Can anyone cast some light on this? Why does the same pattern give two results? I’m guessing it’s got something to do with the _.* being interpreted differently, i.e., parameter expansion is at work. However, I need a way for the same pattern to be interpreted the same in both find and for.

Incidentally, I’m using -regextype egrep so the search pattern doesn’t need escaping. Likewise, I’m prepending .*/ to the pattern in find because a match is on the whole path.

In regex, a dot matches any single character, not just the literal dot. That also seems to be the case with ‘egrep’ type:

posix-egrep regular expression syntax (GNU Findutils 4.10.0).

That’s probably why the ‘._something’ is included only in the first case. Try escaping the dots with ‘find’.

Thanks for your help, @Marian.

I understand that escaping is sometnimes necessary, but I don’t think this is the whole picture here (I am using egrep not posix_egrep.) But this doesn’t explain the variations.

My theory is that the expanding the ${~expression} is treating substrings ._. and ._ the same, and resets after finding the first match. I’ll have to do more experimenting, or approach the problem another way.

Essentially, I have a script that passes the expression to both find and for constructs, e.g., `script.sh --path --regex , and expression should work in both scenarios.

egrep regular expression syntax (GNU Findutils 4.10.0)

Try without expansions and see if that fixes it.

for the for command, shell is applying pathname expansion to your pattern (which is not as powerful as regular expressions); at least this is the area i would concentrate my investigation

1 Like

You’re absolutely right in suspecting that the discrepancy comes
from how the shell interprets the pattern in the for loop versus
how find interprets it

Here’s a reusable Zsh function that ensures regex-based matching
using find, avoids glob expansion quirks, and handles paths with
spaces or special characters safely:

filter_files_by_regex() {
local base_path=“$1”
local regex_pattern=“$2”
[[ “$base_path” != / ]] && base_path=“${base_path}/”
find “$base_path” -type f -regextype egrep -regex ".
/$regex_pattern" | while IFS= read -r file_path; do
echo “$file_path”
done
}

Usage:
BASE_PATH=“/home/martin/Desktop/Larkin Poe [a2487986] (Copy)/”
SEARCH_PATTERN=“.(._.|DS_Store)

filter_files_by_regex “$BASE_PATH” “$SEARCH_PATTERN”

1 Like

I think this is the point. I can’t control what the shell is doing. I’ve tried just about every way, but can’t get parity between two commands.

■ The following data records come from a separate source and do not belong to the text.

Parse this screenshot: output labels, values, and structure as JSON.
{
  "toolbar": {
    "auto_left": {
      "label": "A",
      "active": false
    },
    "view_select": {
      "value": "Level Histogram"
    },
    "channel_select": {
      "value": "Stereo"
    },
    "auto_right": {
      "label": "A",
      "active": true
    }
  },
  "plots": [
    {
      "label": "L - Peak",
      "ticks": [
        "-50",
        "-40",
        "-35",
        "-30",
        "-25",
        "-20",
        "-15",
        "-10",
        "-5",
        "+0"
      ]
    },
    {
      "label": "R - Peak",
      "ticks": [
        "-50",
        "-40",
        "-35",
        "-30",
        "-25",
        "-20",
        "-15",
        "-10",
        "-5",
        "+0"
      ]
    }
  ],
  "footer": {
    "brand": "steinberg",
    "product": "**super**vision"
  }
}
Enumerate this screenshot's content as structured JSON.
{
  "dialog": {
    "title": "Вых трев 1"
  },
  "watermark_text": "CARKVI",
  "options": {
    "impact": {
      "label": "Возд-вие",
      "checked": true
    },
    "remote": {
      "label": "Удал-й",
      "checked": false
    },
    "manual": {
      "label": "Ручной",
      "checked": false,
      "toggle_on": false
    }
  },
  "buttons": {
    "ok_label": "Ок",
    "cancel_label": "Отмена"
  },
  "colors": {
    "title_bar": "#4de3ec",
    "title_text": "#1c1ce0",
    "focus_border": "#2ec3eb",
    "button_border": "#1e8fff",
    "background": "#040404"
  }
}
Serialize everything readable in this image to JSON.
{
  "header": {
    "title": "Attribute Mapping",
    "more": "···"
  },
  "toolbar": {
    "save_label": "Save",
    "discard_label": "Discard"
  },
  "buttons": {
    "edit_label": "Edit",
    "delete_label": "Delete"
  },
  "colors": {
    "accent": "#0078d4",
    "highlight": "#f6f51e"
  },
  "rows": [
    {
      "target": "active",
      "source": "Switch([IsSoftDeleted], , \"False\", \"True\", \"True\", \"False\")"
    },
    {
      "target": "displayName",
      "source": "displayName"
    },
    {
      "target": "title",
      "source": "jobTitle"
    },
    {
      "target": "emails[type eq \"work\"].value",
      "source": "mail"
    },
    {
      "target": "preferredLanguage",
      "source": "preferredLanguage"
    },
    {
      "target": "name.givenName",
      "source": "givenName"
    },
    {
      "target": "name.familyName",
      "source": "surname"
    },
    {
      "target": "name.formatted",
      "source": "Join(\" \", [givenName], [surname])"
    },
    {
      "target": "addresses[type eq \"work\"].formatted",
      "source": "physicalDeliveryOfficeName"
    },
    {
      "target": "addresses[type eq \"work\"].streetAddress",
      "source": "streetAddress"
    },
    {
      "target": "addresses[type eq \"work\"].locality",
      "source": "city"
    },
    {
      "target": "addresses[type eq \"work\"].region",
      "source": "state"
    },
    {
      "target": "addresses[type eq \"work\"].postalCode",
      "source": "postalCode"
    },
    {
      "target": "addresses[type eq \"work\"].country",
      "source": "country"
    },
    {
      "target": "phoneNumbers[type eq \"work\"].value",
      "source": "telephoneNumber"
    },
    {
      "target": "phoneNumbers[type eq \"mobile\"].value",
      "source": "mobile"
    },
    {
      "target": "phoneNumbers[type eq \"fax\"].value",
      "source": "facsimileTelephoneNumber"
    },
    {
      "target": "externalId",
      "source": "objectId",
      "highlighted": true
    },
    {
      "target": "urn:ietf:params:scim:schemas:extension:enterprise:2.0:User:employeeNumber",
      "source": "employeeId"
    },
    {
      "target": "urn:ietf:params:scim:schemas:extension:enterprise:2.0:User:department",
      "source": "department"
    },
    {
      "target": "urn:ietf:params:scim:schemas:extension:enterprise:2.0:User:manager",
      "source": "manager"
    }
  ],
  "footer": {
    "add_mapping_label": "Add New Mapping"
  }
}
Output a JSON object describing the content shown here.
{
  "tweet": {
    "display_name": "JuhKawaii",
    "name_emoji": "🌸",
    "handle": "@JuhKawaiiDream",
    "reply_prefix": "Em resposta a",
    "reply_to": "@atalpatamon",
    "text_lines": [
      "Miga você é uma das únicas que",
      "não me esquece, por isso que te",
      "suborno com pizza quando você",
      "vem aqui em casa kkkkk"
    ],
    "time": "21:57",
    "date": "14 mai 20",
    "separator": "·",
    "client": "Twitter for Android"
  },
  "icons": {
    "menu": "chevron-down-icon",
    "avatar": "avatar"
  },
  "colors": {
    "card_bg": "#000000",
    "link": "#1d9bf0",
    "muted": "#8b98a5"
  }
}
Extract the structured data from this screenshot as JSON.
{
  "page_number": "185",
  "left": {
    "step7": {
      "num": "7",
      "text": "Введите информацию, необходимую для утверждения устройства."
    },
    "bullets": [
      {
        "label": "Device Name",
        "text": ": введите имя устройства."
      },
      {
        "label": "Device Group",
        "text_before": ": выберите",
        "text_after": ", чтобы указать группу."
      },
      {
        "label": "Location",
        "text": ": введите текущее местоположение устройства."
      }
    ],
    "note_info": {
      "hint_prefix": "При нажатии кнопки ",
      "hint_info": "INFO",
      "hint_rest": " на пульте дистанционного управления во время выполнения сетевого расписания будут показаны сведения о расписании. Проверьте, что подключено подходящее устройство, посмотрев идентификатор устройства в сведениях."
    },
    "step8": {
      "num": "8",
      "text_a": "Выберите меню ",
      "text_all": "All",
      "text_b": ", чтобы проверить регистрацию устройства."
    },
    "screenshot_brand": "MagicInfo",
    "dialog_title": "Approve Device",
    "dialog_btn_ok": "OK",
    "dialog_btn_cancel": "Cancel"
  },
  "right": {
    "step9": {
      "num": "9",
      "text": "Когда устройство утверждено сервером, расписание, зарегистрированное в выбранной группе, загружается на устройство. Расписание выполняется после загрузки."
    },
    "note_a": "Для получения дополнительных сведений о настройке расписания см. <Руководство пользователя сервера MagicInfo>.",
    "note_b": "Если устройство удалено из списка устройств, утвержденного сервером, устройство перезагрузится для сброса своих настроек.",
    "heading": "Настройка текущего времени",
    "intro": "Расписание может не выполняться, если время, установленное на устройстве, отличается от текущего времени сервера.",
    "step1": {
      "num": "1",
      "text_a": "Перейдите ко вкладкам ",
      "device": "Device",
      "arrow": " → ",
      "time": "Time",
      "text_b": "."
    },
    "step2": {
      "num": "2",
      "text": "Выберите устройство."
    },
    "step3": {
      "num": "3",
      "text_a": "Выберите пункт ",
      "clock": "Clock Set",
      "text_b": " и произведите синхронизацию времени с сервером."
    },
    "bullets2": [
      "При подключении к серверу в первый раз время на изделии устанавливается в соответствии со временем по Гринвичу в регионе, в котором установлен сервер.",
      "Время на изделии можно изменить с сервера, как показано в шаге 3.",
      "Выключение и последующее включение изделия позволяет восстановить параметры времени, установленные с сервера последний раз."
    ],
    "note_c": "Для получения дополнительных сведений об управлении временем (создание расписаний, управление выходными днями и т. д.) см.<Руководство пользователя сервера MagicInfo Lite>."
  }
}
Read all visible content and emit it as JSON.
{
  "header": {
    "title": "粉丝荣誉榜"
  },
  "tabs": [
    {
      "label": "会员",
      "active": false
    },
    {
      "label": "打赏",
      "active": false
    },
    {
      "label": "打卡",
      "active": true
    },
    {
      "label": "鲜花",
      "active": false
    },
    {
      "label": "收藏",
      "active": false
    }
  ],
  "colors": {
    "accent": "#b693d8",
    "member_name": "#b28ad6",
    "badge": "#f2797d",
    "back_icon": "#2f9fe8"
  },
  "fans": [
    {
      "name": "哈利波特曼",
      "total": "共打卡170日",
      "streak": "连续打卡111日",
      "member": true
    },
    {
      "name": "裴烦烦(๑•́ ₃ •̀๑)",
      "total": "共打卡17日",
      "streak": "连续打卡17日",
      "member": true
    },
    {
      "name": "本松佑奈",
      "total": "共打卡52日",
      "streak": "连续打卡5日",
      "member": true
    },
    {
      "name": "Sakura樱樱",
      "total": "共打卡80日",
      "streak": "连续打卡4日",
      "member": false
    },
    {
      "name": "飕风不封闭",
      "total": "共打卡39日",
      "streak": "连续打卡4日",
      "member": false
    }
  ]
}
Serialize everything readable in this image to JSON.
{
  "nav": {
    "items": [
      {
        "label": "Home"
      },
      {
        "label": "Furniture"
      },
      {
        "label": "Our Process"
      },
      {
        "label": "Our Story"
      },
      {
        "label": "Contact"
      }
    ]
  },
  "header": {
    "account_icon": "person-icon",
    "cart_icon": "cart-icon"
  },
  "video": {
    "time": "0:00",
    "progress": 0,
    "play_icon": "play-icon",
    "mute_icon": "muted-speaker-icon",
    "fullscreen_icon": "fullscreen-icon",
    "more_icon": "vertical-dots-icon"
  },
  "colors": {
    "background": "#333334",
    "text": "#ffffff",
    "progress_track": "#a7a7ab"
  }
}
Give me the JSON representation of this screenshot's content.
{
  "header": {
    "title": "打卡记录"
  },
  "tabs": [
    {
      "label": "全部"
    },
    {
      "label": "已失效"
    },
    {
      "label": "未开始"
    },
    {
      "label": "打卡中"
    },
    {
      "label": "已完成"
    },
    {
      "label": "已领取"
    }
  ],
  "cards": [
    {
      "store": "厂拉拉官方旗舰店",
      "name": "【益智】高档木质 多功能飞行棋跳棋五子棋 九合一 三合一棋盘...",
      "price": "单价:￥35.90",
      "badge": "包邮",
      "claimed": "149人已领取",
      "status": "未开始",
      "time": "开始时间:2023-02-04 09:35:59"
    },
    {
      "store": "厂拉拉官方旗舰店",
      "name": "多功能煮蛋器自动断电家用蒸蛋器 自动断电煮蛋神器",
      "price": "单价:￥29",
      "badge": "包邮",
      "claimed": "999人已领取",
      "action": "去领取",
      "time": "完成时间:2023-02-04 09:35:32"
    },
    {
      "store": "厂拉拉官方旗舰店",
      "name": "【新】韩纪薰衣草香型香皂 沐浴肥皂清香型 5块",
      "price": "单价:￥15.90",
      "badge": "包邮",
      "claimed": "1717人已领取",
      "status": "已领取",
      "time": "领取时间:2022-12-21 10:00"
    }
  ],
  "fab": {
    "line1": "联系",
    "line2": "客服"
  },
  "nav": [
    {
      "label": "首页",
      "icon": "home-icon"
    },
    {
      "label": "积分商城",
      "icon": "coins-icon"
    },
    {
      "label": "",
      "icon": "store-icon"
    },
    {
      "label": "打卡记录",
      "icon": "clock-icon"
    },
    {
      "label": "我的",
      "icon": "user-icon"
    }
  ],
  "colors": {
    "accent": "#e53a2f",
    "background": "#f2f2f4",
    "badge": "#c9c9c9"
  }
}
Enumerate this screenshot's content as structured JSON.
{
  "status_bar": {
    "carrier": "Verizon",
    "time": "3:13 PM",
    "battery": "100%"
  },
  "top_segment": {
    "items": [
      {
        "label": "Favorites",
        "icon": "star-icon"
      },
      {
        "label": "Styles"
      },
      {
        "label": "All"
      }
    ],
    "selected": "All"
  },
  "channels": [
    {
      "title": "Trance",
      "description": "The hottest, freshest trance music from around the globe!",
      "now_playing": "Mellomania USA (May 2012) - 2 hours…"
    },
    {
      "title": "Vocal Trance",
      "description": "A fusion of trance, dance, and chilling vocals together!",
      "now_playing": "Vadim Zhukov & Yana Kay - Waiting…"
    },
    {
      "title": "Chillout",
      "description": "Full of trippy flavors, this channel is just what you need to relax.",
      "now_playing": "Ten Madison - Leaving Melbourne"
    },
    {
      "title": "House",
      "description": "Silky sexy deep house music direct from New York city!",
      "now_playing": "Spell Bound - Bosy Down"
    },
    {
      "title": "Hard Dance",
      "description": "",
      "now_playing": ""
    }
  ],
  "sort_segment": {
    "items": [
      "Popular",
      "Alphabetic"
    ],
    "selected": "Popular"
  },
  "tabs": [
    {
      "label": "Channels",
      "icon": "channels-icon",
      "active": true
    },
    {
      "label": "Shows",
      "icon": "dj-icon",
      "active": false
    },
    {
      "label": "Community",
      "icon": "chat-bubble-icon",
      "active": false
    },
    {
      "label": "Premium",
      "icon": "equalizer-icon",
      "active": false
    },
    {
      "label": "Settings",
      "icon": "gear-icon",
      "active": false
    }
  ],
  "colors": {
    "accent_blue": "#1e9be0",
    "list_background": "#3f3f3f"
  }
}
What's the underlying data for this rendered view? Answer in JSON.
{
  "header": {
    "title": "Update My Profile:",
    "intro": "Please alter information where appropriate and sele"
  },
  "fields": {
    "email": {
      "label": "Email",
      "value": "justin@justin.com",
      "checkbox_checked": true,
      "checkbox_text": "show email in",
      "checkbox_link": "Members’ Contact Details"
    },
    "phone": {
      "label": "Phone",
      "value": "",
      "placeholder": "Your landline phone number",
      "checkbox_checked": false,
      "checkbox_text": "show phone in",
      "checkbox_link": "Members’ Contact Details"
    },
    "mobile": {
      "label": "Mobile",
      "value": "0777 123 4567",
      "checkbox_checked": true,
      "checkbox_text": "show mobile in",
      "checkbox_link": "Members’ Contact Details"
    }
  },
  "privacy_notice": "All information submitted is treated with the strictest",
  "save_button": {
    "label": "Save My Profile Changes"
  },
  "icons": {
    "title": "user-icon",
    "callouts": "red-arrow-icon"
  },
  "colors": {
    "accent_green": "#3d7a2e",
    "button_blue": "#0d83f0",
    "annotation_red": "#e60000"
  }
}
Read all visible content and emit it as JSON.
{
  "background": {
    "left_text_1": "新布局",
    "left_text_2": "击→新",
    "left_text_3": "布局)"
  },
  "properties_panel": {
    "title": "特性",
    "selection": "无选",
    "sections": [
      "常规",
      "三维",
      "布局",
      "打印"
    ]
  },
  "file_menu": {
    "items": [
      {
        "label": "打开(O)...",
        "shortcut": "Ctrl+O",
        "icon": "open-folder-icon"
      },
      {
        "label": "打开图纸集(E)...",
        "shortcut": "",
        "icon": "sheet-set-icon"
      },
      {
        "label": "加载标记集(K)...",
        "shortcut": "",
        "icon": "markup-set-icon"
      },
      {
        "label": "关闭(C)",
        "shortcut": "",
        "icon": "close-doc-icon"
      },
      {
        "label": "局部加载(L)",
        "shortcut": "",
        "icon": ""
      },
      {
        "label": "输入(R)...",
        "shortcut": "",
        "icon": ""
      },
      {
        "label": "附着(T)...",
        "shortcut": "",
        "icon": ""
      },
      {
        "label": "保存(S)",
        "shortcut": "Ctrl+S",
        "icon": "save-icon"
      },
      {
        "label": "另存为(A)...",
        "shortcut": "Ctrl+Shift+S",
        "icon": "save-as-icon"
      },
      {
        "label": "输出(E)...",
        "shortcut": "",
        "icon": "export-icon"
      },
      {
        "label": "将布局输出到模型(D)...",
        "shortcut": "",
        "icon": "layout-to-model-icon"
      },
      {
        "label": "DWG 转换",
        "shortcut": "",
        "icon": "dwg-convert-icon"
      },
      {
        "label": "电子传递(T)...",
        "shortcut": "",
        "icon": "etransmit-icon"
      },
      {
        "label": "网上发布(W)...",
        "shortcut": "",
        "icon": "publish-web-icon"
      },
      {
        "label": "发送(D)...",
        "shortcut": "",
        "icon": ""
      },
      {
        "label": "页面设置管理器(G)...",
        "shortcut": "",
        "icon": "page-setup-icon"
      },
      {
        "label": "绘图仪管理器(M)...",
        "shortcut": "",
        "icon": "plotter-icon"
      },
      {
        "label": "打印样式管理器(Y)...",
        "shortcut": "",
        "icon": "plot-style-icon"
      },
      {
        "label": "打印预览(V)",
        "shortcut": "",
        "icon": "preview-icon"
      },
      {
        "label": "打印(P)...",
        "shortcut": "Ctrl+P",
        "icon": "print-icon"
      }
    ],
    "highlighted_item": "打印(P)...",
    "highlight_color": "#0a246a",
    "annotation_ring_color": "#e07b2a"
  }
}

Thanks, @PerttiS. As you probably guessed, I’m using globbing to parse files and folders. find is used to test that the at least one file is present before starting the loop.

This method was fine with simple expressions, e.g., *.FLAC, but adding functionality means I need to use regex. I’m not keen on rewriting my scripts, which is why I’d like to find a way that each gives the same results.

Funny thing is I already use a similar loop function elsewhere. I’ll give this a shot, and update you on my progress later.

It sounds like you’re transitioning from simple glob patterns to more complex regex-based file matching while wanting to preserve your current script structure—completely reasonable, especially if you have working code you don’t want to disrupt.

To keep your find logic and still match regex patterns, you might try something like this:

shopt -s nullglob
for file in *; do
if [[ “$file” =~ .FLAC$ ]]; then
echo “Matched: $file”
fi
done

Or, if using find and grep for more flexibility with regex:

find . -type f | grep -E ‘.FLAC$’

This way, you’re bridging the gap without a full rewrite.

@PerttiS, I appreciate your help. I’ve adjusted my code with minimal changes, allowing simple matches, e.g., *.flac, or more complex regex using positional parameters from the command line. Globbing no more!

files=$(find "$base_path" -type f -regextype egrep -regex ".*$regex_pattern")
if [[ -n $files ]]; then
  echo $files | while IFS= read -r file_path; do
  folder="${file_path%/${~regex_pattern}}"
  filename=$file_path:t
  echo "folder[$folder]"
  echo "file_path[$file_path]"
  echo "filename[$filename]"
  done
else
  echo No matches
fi

I’m sure I would have got there in the end, but not this evening. Thanks.